Minimalizujemy skutki tych ataków werbalnych, zarówno wewnętrznych, jak i zewnętrznych, ponieważ jest to jedyny sposób, w jaki możemy sobie poradzić. Łatwo jest utrzymać naszą tajemnicę przed światem, ponieważ wątpimy, aby faktycznie doszło do nadużyć emocjonalnych. Zamiast tego wierzymy w to, co mówią nam nasi sprawcy: że jesteśmy szaleni, to wszystko w naszych głowach i jeśli tylko my moglibyśmy być nieco mniej samolubni i reagować na ich oczekiwania, wtedy nadużycia byłyby zatrzymać.

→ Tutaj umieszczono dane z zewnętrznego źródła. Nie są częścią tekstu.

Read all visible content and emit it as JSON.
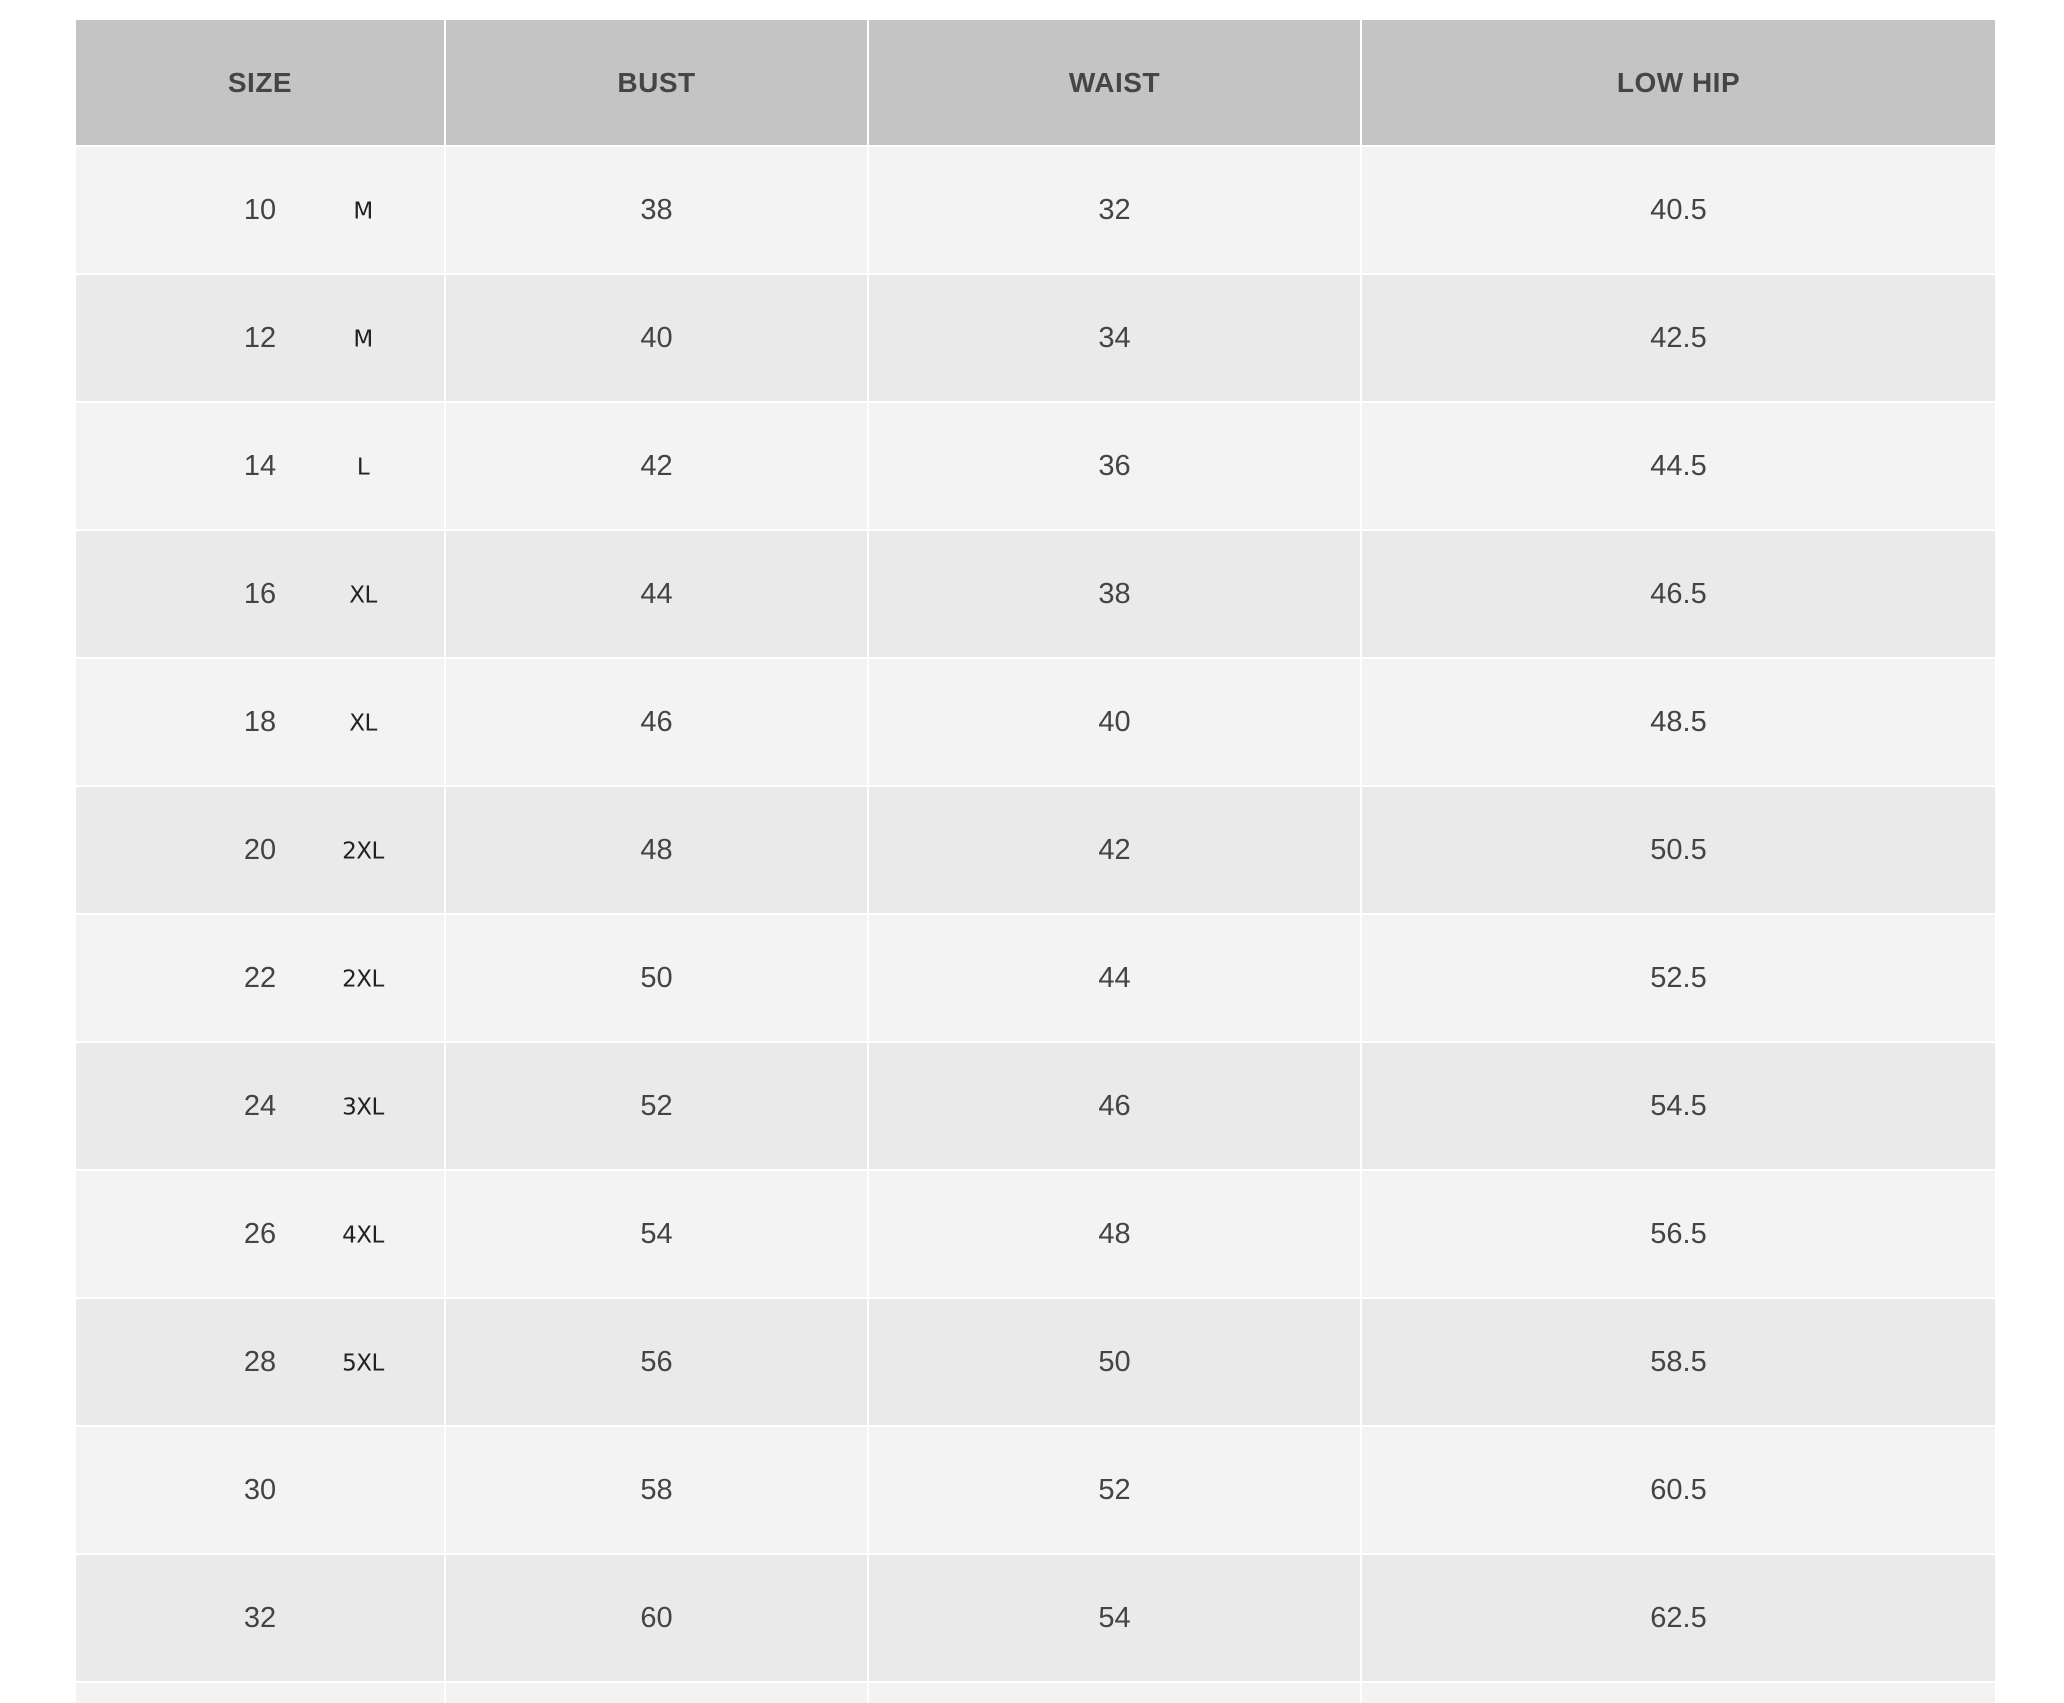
{
  "headers": [
    "SIZE",
    "BUST",
    "WAIST",
    "LOW HIP"
  ],
  "rows": [
    {
      "size": "10",
      "letter": "M",
      "bust": "38",
      "waist": "32",
      "low_hip": "40.5"
    },
    {
      "size": "12",
      "letter": "M",
      "bust": "40",
      "waist": "34",
      "low_hip": "42.5"
    },
    {
      "size": "14",
      "letter": "L",
      "bust": "42",
      "waist": "36",
      "low_hip": "44.5"
    },
    {
      "size": "16",
      "letter": "XL",
      "bust": "44",
      "waist": "38",
      "low_hip": "46.5"
    },
    {
      "size": "18",
      "letter": "XL",
      "bust": "46",
      "waist": "40",
      "low_hip": "48.5"
    },
    {
      "size": "20",
      "letter": "2XL",
      "bust": "48",
      "waist": "42",
      "low_hip": "50.5"
    },
    {
      "size": "22",
      "letter": "2XL",
      "bust": "50",
      "waist": "44",
      "low_hip": "52.5"
    },
    {
      "size": "24",
      "letter": "3XL",
      "bust": "52",
      "waist": "46",
      "low_hip": "54.5"
    },
    {
      "size": "26",
      "letter": "4XL",
      "bust": "54",
      "waist": "48",
      "low_hip": "56.5"
    },
    {
      "size": "28",
      "letter": "5XL",
      "bust": "56",
      "waist": "50",
      "low_hip": "58.5"
    },
    {
      "size": "30",
      "letter": "",
      "bust": "58",
      "waist": "52",
      "low_hip": "60.5"
    },
    {
      "size": "32",
      "letter": "",
      "bust": "60",
      "waist": "54",
      "low_hip": "62.5"
    }
  ],
  "colors": {
    "header_bg": "#c4c4c4",
    "row_odd": "#f3f3f3",
    "row_even": "#eaeaea",
    "text": "#444444"
  }
}
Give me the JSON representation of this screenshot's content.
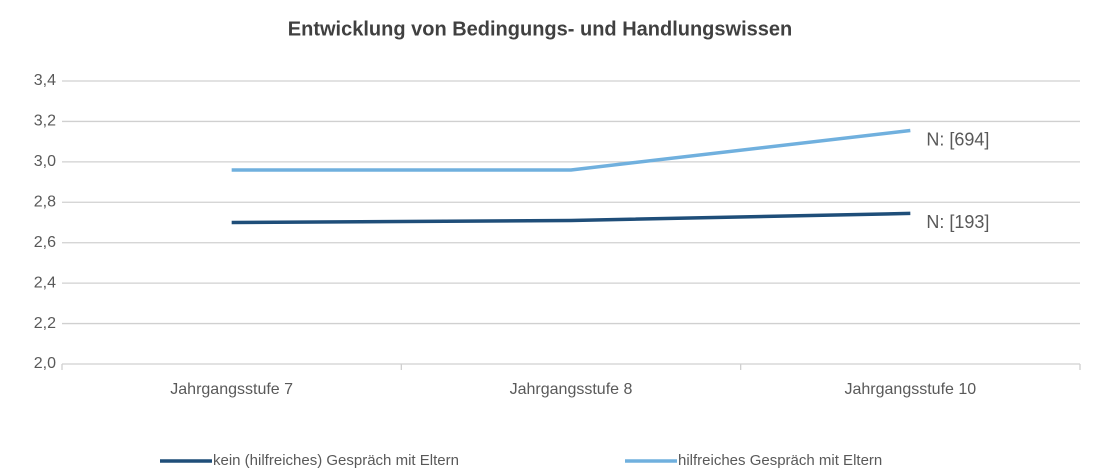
{
  "chart_data": {
    "type": "line",
    "title": "Entwicklung von Bedingungs- und Handlungswissen",
    "categories": [
      "Jahrgangsstufe 7",
      "Jahrgangsstufe 8",
      "Jahrgangsstufe 10"
    ],
    "series": [
      {
        "name": "kein (hilfreiches) Gespräch mit Eltern",
        "color": "#1f4e79",
        "values": [
          2.7,
          2.71,
          2.745
        ]
      },
      {
        "name": "hilfreiches Gespräch mit Eltern",
        "color": "#70b0de",
        "values": [
          2.96,
          2.96,
          3.155
        ]
      }
    ],
    "annotations": [
      "N: [193]",
      "N: [694]"
    ],
    "ylim": [
      2.0,
      3.4
    ],
    "yticks": [
      {
        "value": 2.0,
        "label": "2,0"
      },
      {
        "value": 2.2,
        "label": "2,2"
      },
      {
        "value": 2.4,
        "label": "2,4"
      },
      {
        "value": 2.6,
        "label": "2,6"
      },
      {
        "value": 2.8,
        "label": "2,8"
      },
      {
        "value": 3.0,
        "label": "3,0"
      },
      {
        "value": 3.2,
        "label": "3,2"
      },
      {
        "value": 3.4,
        "label": "3,4"
      }
    ],
    "grid": true,
    "legend": "bottom"
  }
}
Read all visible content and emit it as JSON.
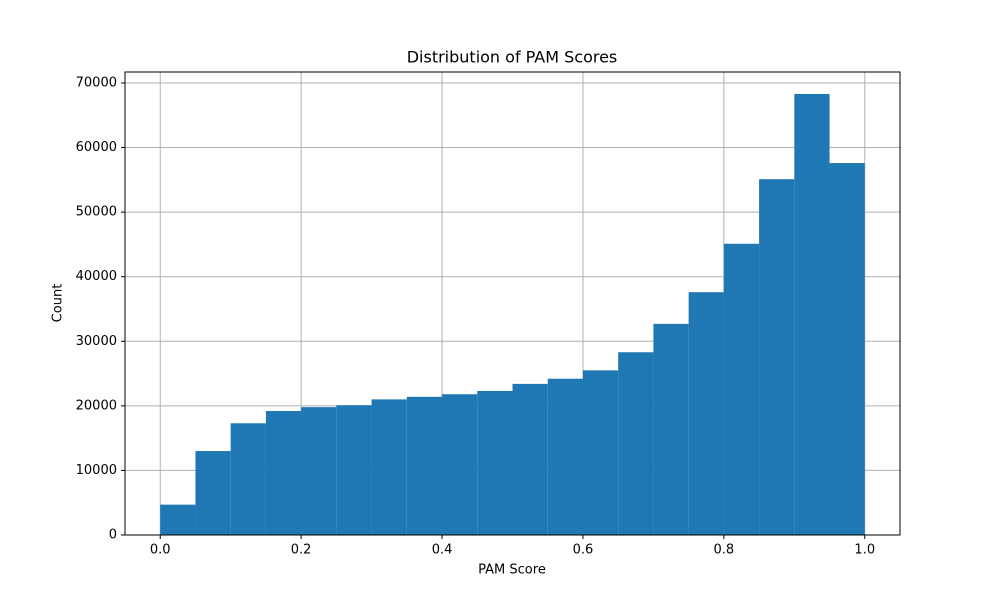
{
  "chart_data": {
    "type": "histogram",
    "title": "Distribution of PAM Scores",
    "xlabel": "PAM Score",
    "ylabel": "Count",
    "bins": [
      0,
      0.05,
      0.1,
      0.15,
      0.2,
      0.25,
      0.3,
      0.35,
      0.4,
      0.45,
      0.5,
      0.55,
      0.6,
      0.65,
      0.7,
      0.75,
      0.8,
      0.85,
      0.9,
      0.95,
      1.0
    ],
    "values": [
      4700,
      13000,
      17300,
      19200,
      19800,
      20100,
      21000,
      21400,
      21800,
      22300,
      23400,
      24200,
      25500,
      28300,
      32700,
      37600,
      45100,
      55100,
      68300,
      57600
    ],
    "color": "#1f77b4",
    "xlim": [
      -0.05,
      1.05
    ],
    "ylim": [
      0,
      71700
    ],
    "xticks": [
      {
        "value": 0,
        "label": "0.0"
      },
      0.2,
      0.4,
      0.6,
      0.8,
      {
        "value": 1,
        "label": "1.0"
      }
    ],
    "yticks": [
      0,
      10000,
      20000,
      30000,
      40000,
      50000,
      60000,
      70000
    ],
    "grid": true
  }
}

Słowne nadużycie: ukryte niebezpieczeństwa

Skutki słownego znęcania się są często pomijane lub mylone z utrzymującymi się problemami zdrowia psychicznego lub uzależnieniami. Jednak ten brak świadomości przyczynia się do piętna otaczającego przemoc domową we wszystkich jej postaciach, dlatego ważne jest, aby rozpoznać zagrożenia. Słowne nadużycie może prowadzić do:

  • Depresja: Słowne znęcanie się zmniejszy twoją pewność siebie, poczucie własnej wartości i zaufanie do własnych percepcji. Powtarzające się negatywne komentarze (wraz z innymi obelżywymi taktykami, takimi jak wstrzymanie kontaktu, oświetlenie gazowei brak uczucia) może łatwo doprowadzić do depresji.
  • Dysocjacja: Utrata „samooceny” może prowadzić do dysocjacji, która według twojego mózgu jest ucieczką od psychicznej traumy spowodowanej przemocą werbalną. Trochę ofiary stają się nawet bardziej podobne do swoich oprawcówalbo dlatego, że uważają, że sprawi to radość ich sprawcom, albo dlatego, że pomogą im poczuć większą kontrolę.
  • Samoleczenie: Manipulowanie, obrażanie i ignorowanie przez kogoś, kogo kochasz, jest niezwykle bolesne. Nieuchronnie znajdziesz sposoby na złagodzenie tego bólu - czy to alkohol, narkotyki, czy przejadanie się. Jakkolwiek się manifestuje, nie jest niczym niezwykłym ofiary werbalnego znęcania się mające problemy z uzależnieniem.
  • Przemoc fizyczna: Podobnie jak fizyczni oprawcy, sprawcy słownego znęcania się muszą kontrolować i ujarzmić tych, którzy są im najbliżsi. Subtelna taktyka strachu, upokorzenia, poczucia winy i manipulacji pochodzi z tego samego miejsca, co przemoc fizyczna: miejsca gniewu, niepewności i strachu przed utratą kontroli. Bez względu na to, jak na to spojrzysz, osoba wykorzystująca emocje może później stać się brutalna.
  • Samookaleczenia: Ostatecznie odbiorcy słownego znęcania się utracą poczucie osobistej wartości, co może prowadzić do myśli o samookaleczeniu. W skrajnych przypadkach niektóre ofiary rozważają samobójstwo ponieważ nie czują się w stanie uciec od nadużycia w jakikolwiek inny sposób.

Mój słownie obelżywy związek i dlaczego był niebezpieczny

Co do mnie, byłem tak przekonany, że byłem bezwartościowy, że przylgnąłem do mojego agresywnego partnera, wierząc, że nikt inny nie może mnie chcieć. Zbyt długo kontynuowałem związek, myśląc, że nie mam dokąd pójść i że wyświadcza mi przysługę, pozostając ze mną.

Bycie samotnym było moim największym strachem. Mój chłopak tak bardzo mnie pogardzał, że nie mogłem znieść myśli o rozstaniu z nim. Ponieważ bez niego nie byłoby nic więcej. Może nie czuję się teraz w ten sposób, ale wiem, że tak wielu ludzi wciąż żyje z prawdziwym niebezpieczeństwem werbalnego znęcania się, dlatego tak ważne jest kontynuowanie tej rozmowy.

Daj mi poznać swoje przemyślenia poniżej i dziękuję za przeczytanie.